Quasi-projective nilmanifolds

TL;DR

This paper characterizes when certain non-compact nilmanifolds can be realized as smooth quasi-projective varieties, showing they are often trivial or torus bundles over tori, with specific results for low-dimensional cases.

Contribution

It provides a classification of quasi-projective nilmanifolds as trivial or torus bundle structures and identifies low-dimensional Lie groups whose nilmanifolds can be diffeomorphic to such varieties.

Findings

Nilmanifolds are diffeomorphic to trivial torus bundles over tori when $H^1(V)$ vanishes.

General nilmanifolds are either trivial torus bundles or torus bundles over tori.

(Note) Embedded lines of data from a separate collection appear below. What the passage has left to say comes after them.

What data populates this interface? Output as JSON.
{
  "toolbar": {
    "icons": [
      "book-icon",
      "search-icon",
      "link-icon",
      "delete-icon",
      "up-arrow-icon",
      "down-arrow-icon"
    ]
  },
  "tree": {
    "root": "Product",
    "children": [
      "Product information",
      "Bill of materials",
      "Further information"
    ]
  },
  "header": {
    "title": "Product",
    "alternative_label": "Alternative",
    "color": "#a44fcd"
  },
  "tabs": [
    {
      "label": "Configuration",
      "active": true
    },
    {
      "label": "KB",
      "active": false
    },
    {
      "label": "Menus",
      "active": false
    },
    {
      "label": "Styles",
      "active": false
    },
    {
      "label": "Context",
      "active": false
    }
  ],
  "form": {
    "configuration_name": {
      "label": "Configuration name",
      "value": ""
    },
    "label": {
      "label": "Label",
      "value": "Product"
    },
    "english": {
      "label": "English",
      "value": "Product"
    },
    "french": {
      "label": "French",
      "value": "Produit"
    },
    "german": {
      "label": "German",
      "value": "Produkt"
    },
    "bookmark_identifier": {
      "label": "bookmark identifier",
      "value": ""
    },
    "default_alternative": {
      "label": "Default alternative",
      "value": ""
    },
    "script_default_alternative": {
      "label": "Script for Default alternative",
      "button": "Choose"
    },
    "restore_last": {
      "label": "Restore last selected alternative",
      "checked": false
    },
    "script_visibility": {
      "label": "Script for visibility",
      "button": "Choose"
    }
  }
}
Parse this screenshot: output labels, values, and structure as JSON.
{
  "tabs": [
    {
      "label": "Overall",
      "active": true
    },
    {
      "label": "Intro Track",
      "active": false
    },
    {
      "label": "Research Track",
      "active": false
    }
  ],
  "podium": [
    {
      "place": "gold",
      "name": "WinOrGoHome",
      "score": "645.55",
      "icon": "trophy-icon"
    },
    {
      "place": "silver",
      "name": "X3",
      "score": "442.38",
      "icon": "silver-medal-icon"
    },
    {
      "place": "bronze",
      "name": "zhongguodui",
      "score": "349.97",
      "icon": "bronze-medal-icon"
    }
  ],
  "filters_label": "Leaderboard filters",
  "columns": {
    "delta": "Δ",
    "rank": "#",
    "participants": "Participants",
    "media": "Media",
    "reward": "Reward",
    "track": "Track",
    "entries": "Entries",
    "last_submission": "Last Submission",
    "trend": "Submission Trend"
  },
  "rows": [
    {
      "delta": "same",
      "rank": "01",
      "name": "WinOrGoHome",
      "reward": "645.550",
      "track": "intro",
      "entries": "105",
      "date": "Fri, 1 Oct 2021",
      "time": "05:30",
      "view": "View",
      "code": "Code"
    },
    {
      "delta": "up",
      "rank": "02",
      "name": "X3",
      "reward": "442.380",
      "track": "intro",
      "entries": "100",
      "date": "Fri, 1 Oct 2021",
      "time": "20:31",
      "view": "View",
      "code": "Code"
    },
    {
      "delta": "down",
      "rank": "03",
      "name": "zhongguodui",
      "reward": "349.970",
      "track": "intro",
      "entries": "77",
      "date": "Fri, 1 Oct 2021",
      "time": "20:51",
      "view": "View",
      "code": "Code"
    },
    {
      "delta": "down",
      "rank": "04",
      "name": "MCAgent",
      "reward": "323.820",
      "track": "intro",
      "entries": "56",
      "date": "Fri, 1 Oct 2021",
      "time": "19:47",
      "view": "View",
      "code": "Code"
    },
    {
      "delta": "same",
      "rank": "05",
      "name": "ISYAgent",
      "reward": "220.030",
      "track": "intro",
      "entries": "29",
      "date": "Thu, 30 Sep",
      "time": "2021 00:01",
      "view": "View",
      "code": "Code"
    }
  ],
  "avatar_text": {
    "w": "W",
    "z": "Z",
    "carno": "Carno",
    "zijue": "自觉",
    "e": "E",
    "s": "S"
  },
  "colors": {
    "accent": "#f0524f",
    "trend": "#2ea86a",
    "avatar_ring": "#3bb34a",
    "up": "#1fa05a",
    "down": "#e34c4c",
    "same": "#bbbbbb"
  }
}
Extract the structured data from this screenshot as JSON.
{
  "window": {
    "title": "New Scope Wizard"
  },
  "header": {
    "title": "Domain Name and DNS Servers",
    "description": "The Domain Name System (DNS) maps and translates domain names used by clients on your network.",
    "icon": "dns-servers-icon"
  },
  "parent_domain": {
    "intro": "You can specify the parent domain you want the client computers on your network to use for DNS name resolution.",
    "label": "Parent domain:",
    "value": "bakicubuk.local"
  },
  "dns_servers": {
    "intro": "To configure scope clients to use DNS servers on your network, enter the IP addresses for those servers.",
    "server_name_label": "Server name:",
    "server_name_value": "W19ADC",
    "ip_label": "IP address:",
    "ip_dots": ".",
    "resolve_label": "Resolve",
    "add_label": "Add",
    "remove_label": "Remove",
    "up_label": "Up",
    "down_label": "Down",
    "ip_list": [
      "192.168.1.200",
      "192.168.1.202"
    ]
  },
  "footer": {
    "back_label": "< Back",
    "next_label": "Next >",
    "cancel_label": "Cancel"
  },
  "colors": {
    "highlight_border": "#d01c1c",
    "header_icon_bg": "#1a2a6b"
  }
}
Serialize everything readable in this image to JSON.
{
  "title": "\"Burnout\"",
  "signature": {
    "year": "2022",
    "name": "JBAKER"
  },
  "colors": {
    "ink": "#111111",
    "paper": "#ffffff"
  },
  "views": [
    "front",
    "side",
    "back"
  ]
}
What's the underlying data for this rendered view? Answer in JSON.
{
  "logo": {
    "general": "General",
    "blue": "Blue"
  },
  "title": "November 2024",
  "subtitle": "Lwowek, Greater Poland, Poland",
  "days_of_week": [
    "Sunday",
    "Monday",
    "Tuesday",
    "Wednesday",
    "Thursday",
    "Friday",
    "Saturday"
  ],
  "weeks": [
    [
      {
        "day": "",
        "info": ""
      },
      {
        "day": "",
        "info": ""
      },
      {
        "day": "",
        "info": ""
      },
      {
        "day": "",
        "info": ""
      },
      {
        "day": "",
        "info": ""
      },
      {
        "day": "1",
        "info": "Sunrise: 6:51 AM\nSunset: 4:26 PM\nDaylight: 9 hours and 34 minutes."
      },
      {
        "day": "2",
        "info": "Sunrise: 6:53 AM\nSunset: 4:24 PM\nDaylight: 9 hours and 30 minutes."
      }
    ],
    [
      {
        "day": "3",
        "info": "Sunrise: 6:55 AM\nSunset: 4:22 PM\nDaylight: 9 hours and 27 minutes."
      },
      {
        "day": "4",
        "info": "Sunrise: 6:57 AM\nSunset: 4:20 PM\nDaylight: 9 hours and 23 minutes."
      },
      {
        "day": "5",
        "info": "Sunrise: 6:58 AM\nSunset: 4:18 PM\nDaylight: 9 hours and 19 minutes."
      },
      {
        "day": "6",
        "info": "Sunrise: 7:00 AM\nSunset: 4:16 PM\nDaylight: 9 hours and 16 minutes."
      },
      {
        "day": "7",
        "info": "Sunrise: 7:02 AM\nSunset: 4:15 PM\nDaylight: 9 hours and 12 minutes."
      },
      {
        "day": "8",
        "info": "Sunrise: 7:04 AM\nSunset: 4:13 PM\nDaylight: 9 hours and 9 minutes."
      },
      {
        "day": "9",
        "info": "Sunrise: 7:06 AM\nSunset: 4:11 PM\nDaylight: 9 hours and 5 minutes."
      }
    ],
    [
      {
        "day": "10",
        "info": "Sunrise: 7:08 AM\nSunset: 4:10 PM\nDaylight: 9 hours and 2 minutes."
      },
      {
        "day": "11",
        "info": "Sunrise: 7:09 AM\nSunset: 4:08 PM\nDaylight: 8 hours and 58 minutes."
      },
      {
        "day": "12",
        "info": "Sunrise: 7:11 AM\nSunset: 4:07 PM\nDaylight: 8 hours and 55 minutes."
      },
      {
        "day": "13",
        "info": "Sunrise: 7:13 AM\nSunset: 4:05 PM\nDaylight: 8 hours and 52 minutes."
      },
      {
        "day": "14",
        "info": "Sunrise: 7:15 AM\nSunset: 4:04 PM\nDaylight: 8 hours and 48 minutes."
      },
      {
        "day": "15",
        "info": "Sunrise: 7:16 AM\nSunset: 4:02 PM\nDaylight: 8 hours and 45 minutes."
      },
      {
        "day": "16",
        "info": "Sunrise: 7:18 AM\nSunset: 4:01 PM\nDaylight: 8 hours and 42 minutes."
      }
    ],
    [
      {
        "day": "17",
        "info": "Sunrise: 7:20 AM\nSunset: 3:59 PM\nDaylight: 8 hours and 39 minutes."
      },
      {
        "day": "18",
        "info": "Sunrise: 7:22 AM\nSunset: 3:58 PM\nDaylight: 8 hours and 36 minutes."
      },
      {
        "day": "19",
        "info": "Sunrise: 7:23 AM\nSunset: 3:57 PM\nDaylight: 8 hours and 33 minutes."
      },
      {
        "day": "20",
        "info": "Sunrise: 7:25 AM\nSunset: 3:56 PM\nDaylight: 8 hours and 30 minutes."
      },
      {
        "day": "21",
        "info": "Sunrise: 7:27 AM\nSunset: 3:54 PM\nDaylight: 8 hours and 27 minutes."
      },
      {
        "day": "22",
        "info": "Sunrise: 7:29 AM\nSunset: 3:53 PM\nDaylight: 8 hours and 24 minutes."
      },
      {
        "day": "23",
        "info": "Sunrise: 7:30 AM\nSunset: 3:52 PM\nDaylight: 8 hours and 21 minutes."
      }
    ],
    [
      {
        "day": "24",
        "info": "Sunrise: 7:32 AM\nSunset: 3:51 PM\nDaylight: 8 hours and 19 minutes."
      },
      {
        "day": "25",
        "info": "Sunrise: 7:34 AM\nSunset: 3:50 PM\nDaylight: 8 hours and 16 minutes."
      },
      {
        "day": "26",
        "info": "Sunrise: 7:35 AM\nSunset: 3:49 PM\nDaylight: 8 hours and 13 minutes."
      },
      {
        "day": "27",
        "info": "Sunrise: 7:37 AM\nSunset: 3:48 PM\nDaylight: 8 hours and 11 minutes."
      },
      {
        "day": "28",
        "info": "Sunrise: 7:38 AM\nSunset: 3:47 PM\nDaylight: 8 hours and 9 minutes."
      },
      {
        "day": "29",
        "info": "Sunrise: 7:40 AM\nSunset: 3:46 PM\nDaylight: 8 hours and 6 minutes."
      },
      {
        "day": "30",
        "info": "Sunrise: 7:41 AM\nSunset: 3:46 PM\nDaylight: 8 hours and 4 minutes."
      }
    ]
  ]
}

Low-dimensional nilmanifolds (up to dimension 8) are classified regarding their potential to be diffeomorphic to smooth quasi-projective varieties.

Abstract

Let $M=V\setminus D$ be a smooth quasi-projective variety for some smooth projective variety $V$ and a divisor $D$ with normal crossings. Assume that $M$ is diffeomorphic to a non-compact nilmanifold $\Gamma\backslash N\times\mathbb{R}^m$. We show that $M$ is diffeomorphic to a trivial bundle $T^n\times \mathbb{R}^m$ over a torus $T^n$ if the first cohomology $H^1(V)$ of $V$ vanishes. Moreover, in general, we show that $M$ is diffeomorphic to a trivial bundle $T^{b_1(M)}\times \mathbb{R}^m$ over a $b_1(M)$-dimensional torus $T^{b_1(M)}$, or a trivial bundle $E\times \mathbb{R}^m$ such that $E$ is a torus bundle $E\rightarrow T^{b_1(M)}$ over a torus $T^{b_1(M)}$. Conversely, we consider whether non-compact nilmanifolds are diffeomorphic to a smooth quasi-projective variety. We determine the Lie groups of dimension up to $8$ such that corresponding non-compact nilmanifolds may be diffeomorphic to smooth quasi-projective varieties.